"The Paradox of Primary Care" by Kurt Stange, MD PhD and Robert L. Ferrer, MD, MPH is a perplexing but telling article in a monograph from the Annals of Family Medicine in 2010.
"Quality of health care most commonly is measured by the application of disease-specific, evidence-based process-of-care guidelines. This evidence fairly consistently shows that primary care clinicians deliver poorer quality care than specialists.
Evidence from the Medical Outcomes Study assesses care of patients with several chronic diseases. The study finds that patients functional health status outcomes are similar for care rendered by specialists and generalists but that generalists use fewer resources. Similar outcome at lower cost represents higher value.

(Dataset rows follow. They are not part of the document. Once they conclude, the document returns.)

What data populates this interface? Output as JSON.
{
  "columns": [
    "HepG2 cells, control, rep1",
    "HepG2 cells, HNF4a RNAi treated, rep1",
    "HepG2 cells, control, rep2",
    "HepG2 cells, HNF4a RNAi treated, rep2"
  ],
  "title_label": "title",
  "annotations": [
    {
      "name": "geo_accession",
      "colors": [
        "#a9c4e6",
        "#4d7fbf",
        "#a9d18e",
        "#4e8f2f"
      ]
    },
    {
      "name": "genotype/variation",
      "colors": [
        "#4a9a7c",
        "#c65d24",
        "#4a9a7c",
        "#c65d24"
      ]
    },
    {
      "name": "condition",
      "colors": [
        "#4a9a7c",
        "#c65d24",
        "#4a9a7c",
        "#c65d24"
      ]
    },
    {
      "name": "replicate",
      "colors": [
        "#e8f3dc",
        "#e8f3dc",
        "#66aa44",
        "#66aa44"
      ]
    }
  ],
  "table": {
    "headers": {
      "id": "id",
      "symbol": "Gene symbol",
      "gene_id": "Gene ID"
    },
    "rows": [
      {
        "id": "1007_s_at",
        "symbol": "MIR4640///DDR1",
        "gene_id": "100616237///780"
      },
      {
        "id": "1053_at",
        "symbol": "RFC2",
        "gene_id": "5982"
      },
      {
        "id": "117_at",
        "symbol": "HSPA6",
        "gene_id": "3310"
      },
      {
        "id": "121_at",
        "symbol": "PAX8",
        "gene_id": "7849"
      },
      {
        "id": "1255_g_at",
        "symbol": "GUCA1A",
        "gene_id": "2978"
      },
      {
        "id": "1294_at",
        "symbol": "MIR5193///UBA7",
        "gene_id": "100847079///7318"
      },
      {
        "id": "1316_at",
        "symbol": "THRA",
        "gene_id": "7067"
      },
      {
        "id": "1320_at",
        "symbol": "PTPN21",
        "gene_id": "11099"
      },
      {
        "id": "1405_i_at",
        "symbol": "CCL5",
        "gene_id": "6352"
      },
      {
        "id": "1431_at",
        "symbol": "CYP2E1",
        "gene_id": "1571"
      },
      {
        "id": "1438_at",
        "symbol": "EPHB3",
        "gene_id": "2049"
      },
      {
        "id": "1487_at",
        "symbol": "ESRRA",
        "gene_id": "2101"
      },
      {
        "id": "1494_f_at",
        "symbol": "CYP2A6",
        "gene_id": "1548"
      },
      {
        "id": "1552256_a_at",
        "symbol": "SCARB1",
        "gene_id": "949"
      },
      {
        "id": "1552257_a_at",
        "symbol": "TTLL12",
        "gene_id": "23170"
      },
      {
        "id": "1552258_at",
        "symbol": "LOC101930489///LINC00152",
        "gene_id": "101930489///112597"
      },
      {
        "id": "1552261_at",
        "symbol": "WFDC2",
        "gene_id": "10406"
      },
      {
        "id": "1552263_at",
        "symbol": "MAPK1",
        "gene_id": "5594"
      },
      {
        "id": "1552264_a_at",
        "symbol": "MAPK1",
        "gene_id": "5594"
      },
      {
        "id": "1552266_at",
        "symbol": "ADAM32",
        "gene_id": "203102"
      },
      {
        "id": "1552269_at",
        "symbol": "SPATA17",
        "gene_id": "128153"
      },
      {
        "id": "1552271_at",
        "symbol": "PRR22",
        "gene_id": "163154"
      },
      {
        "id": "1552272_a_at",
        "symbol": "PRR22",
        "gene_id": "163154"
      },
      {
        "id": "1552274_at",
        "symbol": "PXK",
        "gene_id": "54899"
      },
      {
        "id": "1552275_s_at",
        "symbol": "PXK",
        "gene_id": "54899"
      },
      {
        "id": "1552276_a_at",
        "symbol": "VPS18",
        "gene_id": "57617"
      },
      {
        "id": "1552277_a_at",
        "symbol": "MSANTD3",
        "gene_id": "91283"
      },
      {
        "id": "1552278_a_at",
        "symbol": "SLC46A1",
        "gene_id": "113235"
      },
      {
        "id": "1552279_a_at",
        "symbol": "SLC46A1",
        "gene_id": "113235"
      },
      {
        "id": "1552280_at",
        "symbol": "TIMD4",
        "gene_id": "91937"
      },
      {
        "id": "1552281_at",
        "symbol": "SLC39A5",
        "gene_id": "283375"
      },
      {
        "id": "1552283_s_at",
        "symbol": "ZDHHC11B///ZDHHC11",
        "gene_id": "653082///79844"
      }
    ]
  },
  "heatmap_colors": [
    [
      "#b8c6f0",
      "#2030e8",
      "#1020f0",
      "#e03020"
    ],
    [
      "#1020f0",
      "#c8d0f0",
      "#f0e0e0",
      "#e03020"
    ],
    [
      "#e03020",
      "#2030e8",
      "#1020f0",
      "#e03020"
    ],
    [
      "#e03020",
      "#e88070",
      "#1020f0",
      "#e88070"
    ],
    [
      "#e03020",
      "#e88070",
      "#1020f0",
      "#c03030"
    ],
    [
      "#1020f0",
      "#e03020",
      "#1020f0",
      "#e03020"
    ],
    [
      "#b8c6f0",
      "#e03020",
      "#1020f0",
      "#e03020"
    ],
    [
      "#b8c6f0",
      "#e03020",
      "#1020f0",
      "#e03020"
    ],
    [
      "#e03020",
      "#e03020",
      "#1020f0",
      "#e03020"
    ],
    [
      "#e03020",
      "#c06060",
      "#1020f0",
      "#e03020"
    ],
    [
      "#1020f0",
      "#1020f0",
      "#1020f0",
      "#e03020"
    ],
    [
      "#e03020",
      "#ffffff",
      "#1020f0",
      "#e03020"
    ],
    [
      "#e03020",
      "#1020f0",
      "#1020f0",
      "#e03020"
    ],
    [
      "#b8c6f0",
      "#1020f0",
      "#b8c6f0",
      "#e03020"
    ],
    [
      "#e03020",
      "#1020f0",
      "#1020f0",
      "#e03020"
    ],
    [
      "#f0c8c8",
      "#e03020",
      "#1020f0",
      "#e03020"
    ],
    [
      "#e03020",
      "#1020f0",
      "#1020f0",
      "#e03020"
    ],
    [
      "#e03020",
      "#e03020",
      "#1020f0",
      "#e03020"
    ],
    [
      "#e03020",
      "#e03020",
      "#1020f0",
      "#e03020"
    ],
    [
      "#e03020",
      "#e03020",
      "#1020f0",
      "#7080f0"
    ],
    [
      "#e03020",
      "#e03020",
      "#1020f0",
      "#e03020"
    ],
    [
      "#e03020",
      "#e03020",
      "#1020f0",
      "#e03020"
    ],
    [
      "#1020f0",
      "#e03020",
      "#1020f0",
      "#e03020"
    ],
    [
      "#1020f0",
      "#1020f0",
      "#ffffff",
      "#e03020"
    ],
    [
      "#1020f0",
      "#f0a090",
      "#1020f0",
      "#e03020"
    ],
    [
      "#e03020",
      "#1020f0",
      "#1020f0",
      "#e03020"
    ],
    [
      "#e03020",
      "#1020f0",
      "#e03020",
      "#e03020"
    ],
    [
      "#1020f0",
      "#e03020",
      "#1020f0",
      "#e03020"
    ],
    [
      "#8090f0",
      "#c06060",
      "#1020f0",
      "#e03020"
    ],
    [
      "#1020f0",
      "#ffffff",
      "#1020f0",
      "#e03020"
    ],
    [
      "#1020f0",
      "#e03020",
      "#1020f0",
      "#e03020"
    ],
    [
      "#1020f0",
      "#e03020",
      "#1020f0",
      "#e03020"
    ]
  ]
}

A growing number of studies show that for patients with chronic somatic and/or mental illness, shared care between specialists and generalists is optimal.
In further contrast, ecological studies comparing states in the United States find that a greater supply of generalists and a lower supply of specialists is associated with greater quality of care on multiple disease specific quality measures....more primary care is associated with better population health and lower cost and greater equity.
Thus, the paradox is that compared with specialty care or with systems dominated by specialty care, primary care is associated with the following: (1) apparently poorer quality care for individual diseases, yet (2) similar functional health status at lower cost for people with chronic disease, and (3) better quality, better health, greater equity, and lower cost for whole people and populations."
...Stange and Ferrer
I see a couple key words to ponder: diseases and whole people. We (I am a Family Physician) do better taking care of whole people than specific diseases (although we do that pretty well, too). We understand patient personal values and integrate them into clinical decisions. We value their wholeness, which we consider one of the outcome goals of a disease process. We want our patient to be whole and able to live the life they've intended. The disease is not the major focus of their life and is considered in the context of the patient's goals and dreams.
If we measured quality that means wholeness instead of measuring a narrower disease focus that is less likely to align with wholeness, we might be viewed as having high quality across the board. Maybe the paradox disappears when we use patient driven quality indicators of wholeness. What do you think?